Ella fue Violeta, Jimena, Valeria y Alejandra. Durante los tres años en que trabajó como bailarina nocturna en la CDMX tuvo nombres de una noche y luces neón iluminando sus bailes todos los días. Hoy es la misma Regina que salió de su natal Córdoba, Veracruz, a los 22 años y lo único que le quedó de aquellas jornadas de alcohol, música y hombres, es el nexo que la une a un tubo.
Luego de estudiar Comunicación y Teatro, supo muy pronto que su futuro estaba en la capital del país. Y aunque al mudarse encontró algunos trabajos, los cobros de renta llegaban puntuales, necesitaba más dinero y decidió entrar como bailarina a un tabledance de la Zona Rosa.
Cada hora que pasó entre las mesas desbordantes de lujuria en el club, la hicieron otra.

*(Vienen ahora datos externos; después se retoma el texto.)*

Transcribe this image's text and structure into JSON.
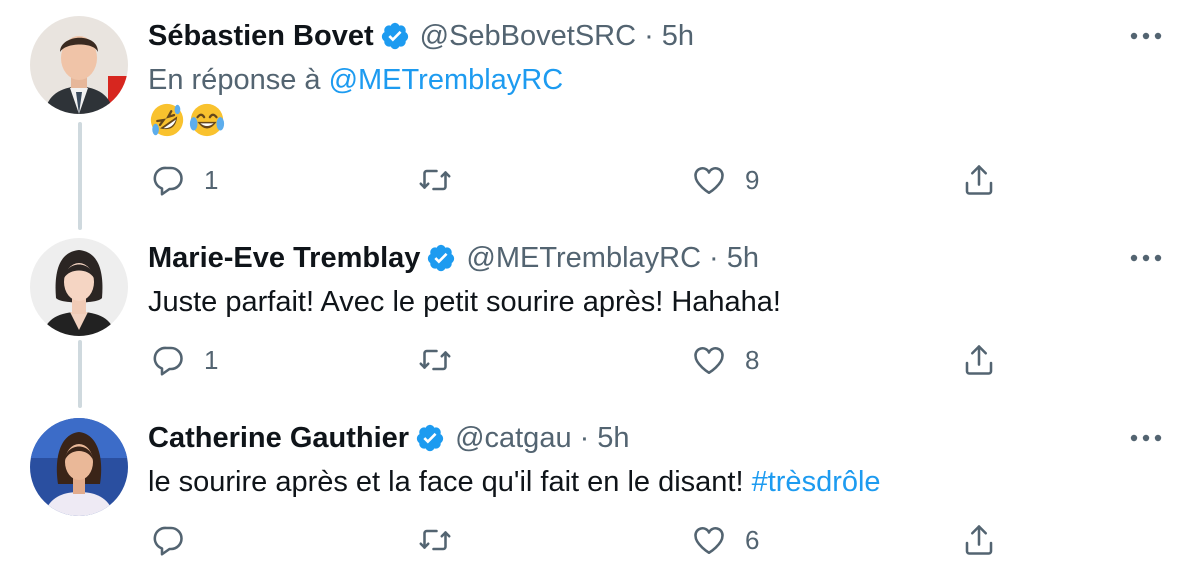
{
  "tweets": [
    {
      "name": "Sébastien Bovet",
      "handle": "@SebBovetSRC",
      "separator": "·",
      "time": "5h",
      "reply_prefix": "En réponse à",
      "reply_handle": "@METremblayRC",
      "emojis": [
        "rolling-on-floor-laughing",
        "face-with-tears-of-joy"
      ],
      "replies": "1",
      "retweets": "",
      "likes": "9"
    },
    {
      "name": "Marie-Eve Tremblay",
      "handle": "@METremblayRC",
      "separator": "·",
      "time": "5h",
      "text": "Juste parfait! Avec le petit sourire après! Hahaha!",
      "replies": "1",
      "retweets": "",
      "likes": "8"
    },
    {
      "name": "Catherine Gauthier",
      "handle": "@catgau",
      "separator": "·",
      "time": "5h",
      "text_plain": "le sourire après et la face qu'il fait en le disant! ",
      "hashtag": "#trèsdrôle",
      "replies": "",
      "retweets": "",
      "likes": "6"
    }
  ],
  "colors": {
    "accent": "#1d9bf0",
    "text": "#0f1419",
    "secondary": "#536471",
    "thread_line": "#cfd9de"
  },
  "icons": [
    "reply-icon",
    "retweet-icon",
    "like-icon",
    "share-icon",
    "verified-badge-icon",
    "more-icon"
  ]
}
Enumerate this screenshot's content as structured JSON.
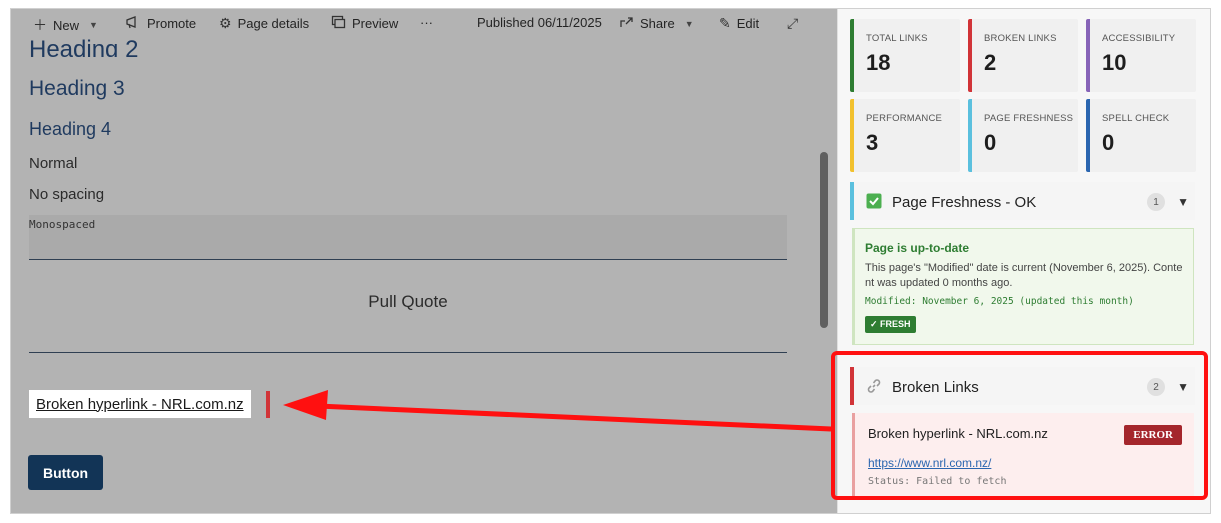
{
  "toolbar": {
    "new": "New",
    "promote": "Promote",
    "page_details": "Page details",
    "preview": "Preview",
    "more": "···",
    "published": "Published 06/11/2025",
    "share": "Share",
    "edit": "Edit"
  },
  "content": {
    "h2": "Heading 2",
    "h3": "Heading 3",
    "h4": "Heading 4",
    "normal": "Normal",
    "no_spacing": "No spacing",
    "monospaced": "Monospaced",
    "pull_quote": "Pull Quote",
    "broken_link": "Broken hyperlink - NRL.com.nz",
    "button": "Button"
  },
  "stats": [
    {
      "label": "TOTAL LINKS",
      "value": "18",
      "color": "#2e7d32"
    },
    {
      "label": "BROKEN LINKS",
      "value": "2",
      "color": "#d13438"
    },
    {
      "label": "ACCESSIBILITY",
      "value": "10",
      "color": "#8764b8"
    },
    {
      "label": "PERFORMANCE",
      "value": "3",
      "color": "#f2c12e"
    },
    {
      "label": "PAGE FRESHNESS",
      "value": "0",
      "color": "#5bc0de"
    },
    {
      "label": "SPELL CHECK",
      "value": "0",
      "color": "#2b66b0"
    }
  ],
  "freshness": {
    "title": "Page Freshness - OK",
    "count": "1",
    "card_title": "Page is up-to-date",
    "card_desc": "This page's \"Modified\" date is current (November 6, 2025). Content was updated 0 months ago.",
    "card_modified": "Modified: November 6, 2025 (updated this month)",
    "badge": "✓ FRESH"
  },
  "broken": {
    "title": "Broken Links",
    "count": "2",
    "card_title": "Broken hyperlink - NRL.com.nz",
    "badge": "ERROR",
    "url": "https://www.nrl.com.nz/",
    "status": "Status: Failed to fetch"
  }
}
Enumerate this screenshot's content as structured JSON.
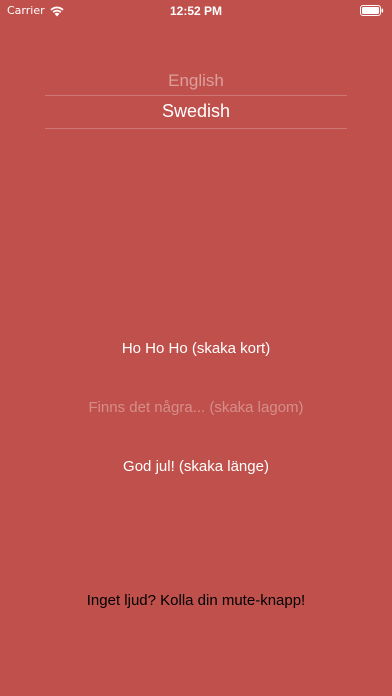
{
  "status_bar": {
    "carrier": "Carrier",
    "time": "12:52 PM"
  },
  "language_picker": {
    "options": [
      "English",
      "Swedish"
    ],
    "selected": "Swedish"
  },
  "greetings": [
    {
      "label": "Ho Ho Ho (skaka kort)",
      "enabled": true
    },
    {
      "label": "Finns det några... (skaka lagom)",
      "enabled": false
    },
    {
      "label": "God jul! (skaka länge)",
      "enabled": true
    }
  ],
  "footer": {
    "mute_hint": "Inget ljud? Kolla din mute-knapp!"
  },
  "colors": {
    "background": "#c0504b",
    "text": "#ffffff",
    "hint_text": "#000000"
  }
}
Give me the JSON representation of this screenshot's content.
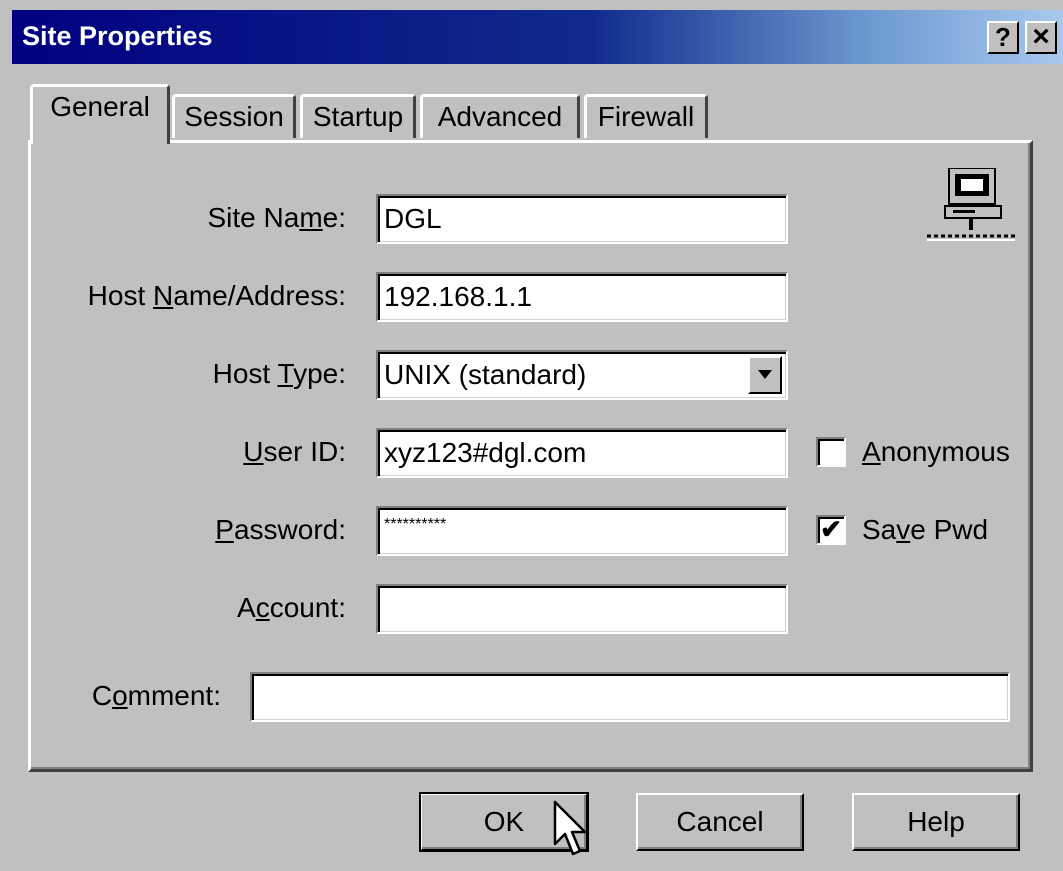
{
  "window": {
    "title": "Site Properties",
    "help_button": "?",
    "close_button": "×"
  },
  "tabs": [
    {
      "label": "General",
      "active": true
    },
    {
      "label": "Session",
      "active": false
    },
    {
      "label": "Startup",
      "active": false
    },
    {
      "label": "Advanced",
      "active": false
    },
    {
      "label": "Firewall",
      "active": false
    }
  ],
  "form": {
    "site_name": {
      "label_pre": "Site Na",
      "label_u": "m",
      "label_post": "e:",
      "value": "DGL"
    },
    "host_name": {
      "label_pre": "Host ",
      "label_u": "N",
      "label_post": "ame/Address:",
      "value": "192.168.1.1"
    },
    "host_type": {
      "label_pre": "Host ",
      "label_u": "T",
      "label_post": "ype:",
      "value": "UNIX (standard)"
    },
    "user_id": {
      "label_pre": "",
      "label_u": "U",
      "label_post": "ser ID:",
      "value": "xyz123#dgl.com"
    },
    "password": {
      "label_pre": "",
      "label_u": "P",
      "label_post": "assword:",
      "value": "**********"
    },
    "account": {
      "label_pre": "A",
      "label_u": "c",
      "label_post": "count:",
      "value": ""
    },
    "comment": {
      "label_pre": "C",
      "label_u": "o",
      "label_post": "mment:",
      "value": ""
    }
  },
  "checkboxes": {
    "anonymous": {
      "label_pre": "",
      "label_u": "A",
      "label_post": "nonymous",
      "checked": false,
      "mark": ""
    },
    "save_pwd": {
      "label_pre": "Sa",
      "label_u": "v",
      "label_post": "e Pwd",
      "checked": true,
      "mark": "✔"
    }
  },
  "buttons": {
    "ok": "OK",
    "cancel": "Cancel",
    "help": "Help"
  },
  "icons": {
    "site": "computer-icon",
    "cursor": "mouse-pointer-icon"
  }
}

"Es un ambiente muy pesado. Diario convives con tipos borrachos, prepotentes, luchas de egos con otras chicas, drogas y mucha fiesta. No a todas les va mal; en realidad, a muchas les gusta. Pero yo sí terminé harta". Regina.
Hoy tiene 31 años ("bien vividitos", dice ella) y un cuerpo torneado por la memoria de su pasado y las 16 horas de lecciones de poledance que imparte a la semana.
Las jornadas en el club nocturno le clavaron recuerdos, pero también la hicieron de un ojo clínico perfecto para detectar patanes y una visión nueva para valorar su cuerpo y su paz interna.
"El pole me sacó de ser bailarina nocturna y vivo de dar clases. Mi relación con el tubo es de amor-odio, como si fuera una droga. Sin embargo, no me puedo imaginar sin él", dice.